If I were taking a graded course in Spanish future tense and used phrasal future instead of indicative future, I'd fail the course. It's just like cheating.
It's as if the person developing this module didn't know the future tense, and just got lazy about looking it up. I can't think of a single excuse for this slipshod work. Whoever wrote this module ought to be kicked off the team, and have someone else brought in to do a proper job.
I I think one thing that native English speakers have trouble with (at least I know I do) is saying the the V as a B, as it should be in Spanish. This sentence is actually said Boy a beber más bino, but, as most of my education being on paper, I said 'vino'. Does anyone else have trouble with this?
a native speaker of Spanish wouldn't be even be able to tell the difference between both pronunciations, unless they had advanced speech training in a language that distinguishes between them, or speaks in a Spanish dialect that pronounces v and b differently (in that case, they pronounce it as it is written and not as just "b").
Not really.
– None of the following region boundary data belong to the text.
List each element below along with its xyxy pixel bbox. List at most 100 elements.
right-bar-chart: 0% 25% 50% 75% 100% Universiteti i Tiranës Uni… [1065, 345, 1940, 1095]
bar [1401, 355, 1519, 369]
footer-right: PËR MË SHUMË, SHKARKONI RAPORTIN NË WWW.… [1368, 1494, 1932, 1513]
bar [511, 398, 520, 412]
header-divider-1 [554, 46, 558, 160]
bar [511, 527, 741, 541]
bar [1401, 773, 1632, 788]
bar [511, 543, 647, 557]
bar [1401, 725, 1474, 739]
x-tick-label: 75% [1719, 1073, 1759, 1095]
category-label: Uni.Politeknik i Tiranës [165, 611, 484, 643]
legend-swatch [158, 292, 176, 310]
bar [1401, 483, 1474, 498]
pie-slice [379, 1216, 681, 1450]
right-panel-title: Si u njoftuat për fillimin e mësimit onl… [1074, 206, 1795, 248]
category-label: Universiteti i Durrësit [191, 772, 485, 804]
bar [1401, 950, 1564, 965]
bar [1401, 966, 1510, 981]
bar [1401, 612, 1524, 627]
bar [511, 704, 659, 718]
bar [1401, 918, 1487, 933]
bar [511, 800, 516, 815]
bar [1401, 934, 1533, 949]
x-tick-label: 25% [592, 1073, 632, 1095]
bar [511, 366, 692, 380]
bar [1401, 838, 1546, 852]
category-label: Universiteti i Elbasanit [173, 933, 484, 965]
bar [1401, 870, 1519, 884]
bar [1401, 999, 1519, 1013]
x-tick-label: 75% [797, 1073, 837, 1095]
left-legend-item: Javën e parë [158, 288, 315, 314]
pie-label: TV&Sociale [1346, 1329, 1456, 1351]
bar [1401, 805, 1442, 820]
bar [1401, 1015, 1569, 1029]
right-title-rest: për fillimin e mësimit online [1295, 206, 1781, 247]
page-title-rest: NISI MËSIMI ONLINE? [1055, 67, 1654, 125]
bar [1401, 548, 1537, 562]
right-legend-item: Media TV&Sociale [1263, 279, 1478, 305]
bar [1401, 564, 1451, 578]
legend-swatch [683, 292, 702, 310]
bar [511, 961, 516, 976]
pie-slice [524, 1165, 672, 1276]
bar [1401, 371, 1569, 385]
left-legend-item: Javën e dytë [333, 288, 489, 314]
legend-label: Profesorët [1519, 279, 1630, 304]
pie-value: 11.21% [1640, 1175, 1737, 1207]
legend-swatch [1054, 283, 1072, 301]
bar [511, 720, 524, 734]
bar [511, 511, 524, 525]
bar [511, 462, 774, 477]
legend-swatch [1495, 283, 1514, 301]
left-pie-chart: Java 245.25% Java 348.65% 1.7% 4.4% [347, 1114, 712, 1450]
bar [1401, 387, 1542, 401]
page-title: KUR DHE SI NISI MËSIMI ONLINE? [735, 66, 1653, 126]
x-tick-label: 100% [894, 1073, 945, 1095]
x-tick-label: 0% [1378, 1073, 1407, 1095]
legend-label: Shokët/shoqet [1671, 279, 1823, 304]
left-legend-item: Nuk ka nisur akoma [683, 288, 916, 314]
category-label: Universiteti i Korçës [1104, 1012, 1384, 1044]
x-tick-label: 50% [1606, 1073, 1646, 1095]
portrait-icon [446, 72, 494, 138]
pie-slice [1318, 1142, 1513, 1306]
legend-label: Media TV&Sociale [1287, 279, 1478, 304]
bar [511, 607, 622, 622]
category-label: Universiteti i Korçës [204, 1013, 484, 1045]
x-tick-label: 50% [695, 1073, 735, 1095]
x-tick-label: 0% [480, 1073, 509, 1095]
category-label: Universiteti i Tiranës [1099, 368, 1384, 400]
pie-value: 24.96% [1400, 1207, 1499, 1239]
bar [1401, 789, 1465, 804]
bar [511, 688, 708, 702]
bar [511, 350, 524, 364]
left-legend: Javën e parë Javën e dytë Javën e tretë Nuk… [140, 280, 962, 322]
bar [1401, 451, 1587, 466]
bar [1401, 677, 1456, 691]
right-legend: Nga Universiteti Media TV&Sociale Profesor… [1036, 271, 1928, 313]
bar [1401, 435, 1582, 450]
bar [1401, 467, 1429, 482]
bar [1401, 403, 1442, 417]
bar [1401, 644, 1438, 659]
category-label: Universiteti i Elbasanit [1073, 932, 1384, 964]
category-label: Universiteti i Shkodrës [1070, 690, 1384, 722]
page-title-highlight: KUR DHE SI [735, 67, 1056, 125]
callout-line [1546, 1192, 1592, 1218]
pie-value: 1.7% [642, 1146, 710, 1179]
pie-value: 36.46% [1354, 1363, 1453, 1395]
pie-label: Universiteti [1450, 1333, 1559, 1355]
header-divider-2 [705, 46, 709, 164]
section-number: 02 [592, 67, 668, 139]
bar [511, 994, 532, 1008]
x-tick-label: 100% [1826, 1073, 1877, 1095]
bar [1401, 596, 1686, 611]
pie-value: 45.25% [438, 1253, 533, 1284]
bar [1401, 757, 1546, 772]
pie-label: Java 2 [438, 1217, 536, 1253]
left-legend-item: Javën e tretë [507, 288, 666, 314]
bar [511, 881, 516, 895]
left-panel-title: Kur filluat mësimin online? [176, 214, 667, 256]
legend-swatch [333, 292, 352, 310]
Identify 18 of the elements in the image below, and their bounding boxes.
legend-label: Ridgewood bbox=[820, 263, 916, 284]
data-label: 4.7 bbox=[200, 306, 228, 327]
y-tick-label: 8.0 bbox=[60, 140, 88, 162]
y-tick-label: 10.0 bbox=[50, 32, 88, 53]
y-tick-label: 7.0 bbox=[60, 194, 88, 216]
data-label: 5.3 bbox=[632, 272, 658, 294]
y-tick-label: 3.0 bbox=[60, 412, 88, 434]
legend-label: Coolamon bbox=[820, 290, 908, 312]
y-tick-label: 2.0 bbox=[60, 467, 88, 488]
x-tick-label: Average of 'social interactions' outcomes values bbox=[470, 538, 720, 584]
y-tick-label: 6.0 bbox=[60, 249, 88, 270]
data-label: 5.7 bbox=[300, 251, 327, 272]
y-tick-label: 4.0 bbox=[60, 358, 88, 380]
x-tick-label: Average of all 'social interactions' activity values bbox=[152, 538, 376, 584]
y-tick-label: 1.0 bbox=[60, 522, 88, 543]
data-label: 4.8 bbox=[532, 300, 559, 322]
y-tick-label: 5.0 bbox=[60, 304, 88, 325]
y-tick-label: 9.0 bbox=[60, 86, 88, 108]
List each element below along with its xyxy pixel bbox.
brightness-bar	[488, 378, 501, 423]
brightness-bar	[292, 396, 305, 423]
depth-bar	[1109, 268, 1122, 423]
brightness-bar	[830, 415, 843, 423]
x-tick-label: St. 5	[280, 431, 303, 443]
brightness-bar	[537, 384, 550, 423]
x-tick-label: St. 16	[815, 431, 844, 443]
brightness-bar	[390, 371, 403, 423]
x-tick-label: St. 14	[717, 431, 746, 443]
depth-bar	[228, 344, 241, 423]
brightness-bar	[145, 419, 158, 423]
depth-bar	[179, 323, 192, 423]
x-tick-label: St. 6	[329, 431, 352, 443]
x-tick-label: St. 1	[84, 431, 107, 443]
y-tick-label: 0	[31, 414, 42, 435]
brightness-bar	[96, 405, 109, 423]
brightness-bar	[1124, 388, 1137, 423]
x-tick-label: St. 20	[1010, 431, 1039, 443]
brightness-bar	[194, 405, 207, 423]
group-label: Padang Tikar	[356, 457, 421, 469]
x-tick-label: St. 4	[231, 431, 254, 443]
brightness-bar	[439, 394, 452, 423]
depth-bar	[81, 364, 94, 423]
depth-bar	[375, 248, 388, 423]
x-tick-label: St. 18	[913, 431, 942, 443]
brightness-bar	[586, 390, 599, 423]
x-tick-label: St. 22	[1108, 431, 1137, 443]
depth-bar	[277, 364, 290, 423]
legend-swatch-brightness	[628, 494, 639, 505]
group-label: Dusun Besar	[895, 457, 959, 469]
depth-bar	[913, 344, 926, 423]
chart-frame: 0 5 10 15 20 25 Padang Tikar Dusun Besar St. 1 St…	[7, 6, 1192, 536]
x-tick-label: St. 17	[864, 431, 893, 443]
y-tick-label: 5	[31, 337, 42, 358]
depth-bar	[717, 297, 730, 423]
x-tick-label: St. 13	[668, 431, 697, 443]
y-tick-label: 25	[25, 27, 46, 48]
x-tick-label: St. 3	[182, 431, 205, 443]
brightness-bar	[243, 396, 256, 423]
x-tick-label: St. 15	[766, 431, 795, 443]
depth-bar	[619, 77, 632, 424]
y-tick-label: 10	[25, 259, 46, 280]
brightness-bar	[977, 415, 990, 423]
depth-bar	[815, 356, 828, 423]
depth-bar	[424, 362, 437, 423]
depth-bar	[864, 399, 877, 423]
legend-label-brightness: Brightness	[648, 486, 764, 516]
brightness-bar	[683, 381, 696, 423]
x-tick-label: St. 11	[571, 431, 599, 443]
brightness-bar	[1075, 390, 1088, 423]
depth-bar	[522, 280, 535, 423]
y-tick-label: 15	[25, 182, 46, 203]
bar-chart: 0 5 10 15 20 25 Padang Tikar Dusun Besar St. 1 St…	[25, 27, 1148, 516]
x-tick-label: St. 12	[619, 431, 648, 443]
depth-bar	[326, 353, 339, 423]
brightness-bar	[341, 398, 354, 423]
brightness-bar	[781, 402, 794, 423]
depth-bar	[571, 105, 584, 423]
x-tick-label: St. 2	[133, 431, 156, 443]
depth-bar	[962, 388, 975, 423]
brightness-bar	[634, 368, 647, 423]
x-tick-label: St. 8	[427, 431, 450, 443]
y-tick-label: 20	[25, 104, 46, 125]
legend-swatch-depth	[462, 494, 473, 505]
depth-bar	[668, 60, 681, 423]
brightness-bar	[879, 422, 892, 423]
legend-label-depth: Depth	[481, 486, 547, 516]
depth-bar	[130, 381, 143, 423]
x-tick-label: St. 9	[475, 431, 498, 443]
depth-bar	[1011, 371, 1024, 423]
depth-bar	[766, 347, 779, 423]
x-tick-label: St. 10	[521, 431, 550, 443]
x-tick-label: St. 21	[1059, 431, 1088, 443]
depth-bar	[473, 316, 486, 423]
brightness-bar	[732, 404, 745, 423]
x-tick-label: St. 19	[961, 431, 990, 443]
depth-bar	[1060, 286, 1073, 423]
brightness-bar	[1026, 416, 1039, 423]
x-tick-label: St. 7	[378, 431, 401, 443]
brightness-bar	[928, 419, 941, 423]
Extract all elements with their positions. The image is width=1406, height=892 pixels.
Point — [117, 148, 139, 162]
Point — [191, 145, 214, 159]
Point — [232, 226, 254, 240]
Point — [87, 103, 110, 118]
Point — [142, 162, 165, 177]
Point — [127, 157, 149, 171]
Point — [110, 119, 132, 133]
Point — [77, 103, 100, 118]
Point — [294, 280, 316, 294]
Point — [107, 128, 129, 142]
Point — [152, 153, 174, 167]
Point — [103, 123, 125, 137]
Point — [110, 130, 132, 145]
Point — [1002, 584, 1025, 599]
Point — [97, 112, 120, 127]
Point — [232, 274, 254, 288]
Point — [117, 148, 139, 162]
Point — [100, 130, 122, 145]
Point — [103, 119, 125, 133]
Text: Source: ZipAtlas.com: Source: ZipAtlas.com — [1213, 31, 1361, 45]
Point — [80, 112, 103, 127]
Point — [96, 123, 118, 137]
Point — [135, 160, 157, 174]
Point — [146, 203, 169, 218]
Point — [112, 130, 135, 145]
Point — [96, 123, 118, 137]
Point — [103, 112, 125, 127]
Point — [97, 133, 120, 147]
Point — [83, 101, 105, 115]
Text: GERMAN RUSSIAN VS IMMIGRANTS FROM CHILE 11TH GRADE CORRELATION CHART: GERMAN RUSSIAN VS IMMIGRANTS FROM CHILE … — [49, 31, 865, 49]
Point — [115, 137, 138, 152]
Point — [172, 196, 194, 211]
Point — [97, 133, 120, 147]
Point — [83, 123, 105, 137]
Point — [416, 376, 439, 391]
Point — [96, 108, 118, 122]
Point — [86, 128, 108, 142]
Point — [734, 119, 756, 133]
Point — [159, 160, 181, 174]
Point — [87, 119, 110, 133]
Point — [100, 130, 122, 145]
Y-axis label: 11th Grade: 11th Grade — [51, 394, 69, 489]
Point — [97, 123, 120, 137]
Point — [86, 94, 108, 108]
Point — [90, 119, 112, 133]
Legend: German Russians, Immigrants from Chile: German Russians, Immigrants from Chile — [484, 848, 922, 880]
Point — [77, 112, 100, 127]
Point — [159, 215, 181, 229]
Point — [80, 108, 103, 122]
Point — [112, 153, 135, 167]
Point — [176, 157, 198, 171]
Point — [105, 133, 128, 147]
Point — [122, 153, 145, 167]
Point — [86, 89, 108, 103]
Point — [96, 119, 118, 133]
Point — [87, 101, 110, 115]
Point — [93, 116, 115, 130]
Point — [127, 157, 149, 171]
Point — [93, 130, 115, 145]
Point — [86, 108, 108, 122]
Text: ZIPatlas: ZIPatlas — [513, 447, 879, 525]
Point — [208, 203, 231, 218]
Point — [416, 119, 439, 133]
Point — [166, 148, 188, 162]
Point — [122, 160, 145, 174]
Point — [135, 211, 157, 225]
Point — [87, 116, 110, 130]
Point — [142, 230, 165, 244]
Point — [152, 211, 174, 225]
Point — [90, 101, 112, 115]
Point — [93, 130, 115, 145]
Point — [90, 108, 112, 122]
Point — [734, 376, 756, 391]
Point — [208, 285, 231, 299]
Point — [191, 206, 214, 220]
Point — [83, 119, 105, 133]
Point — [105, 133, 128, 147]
I have a friend whose family came from Spain to Austria. Her first language was Spanish, however she only learned German in school and even though her spoken Spanish is (obviously) a lot better than mine she has more problems with spelling words correctly than I do because she gets confused with the bs and vs.
That's such a strange thing about Spanish. It is so phonetic. If the speaker is not trying to break a speed record, taking dictation in Spanish is easy compared to just about any other language, because there aren't any extra letters, like in English and Italian. The only wrinkle is the b/v thing. The language is so clear otherwise, but unless you know what the word is when spoken, you can't really know how to write it down, except by educated guess-work.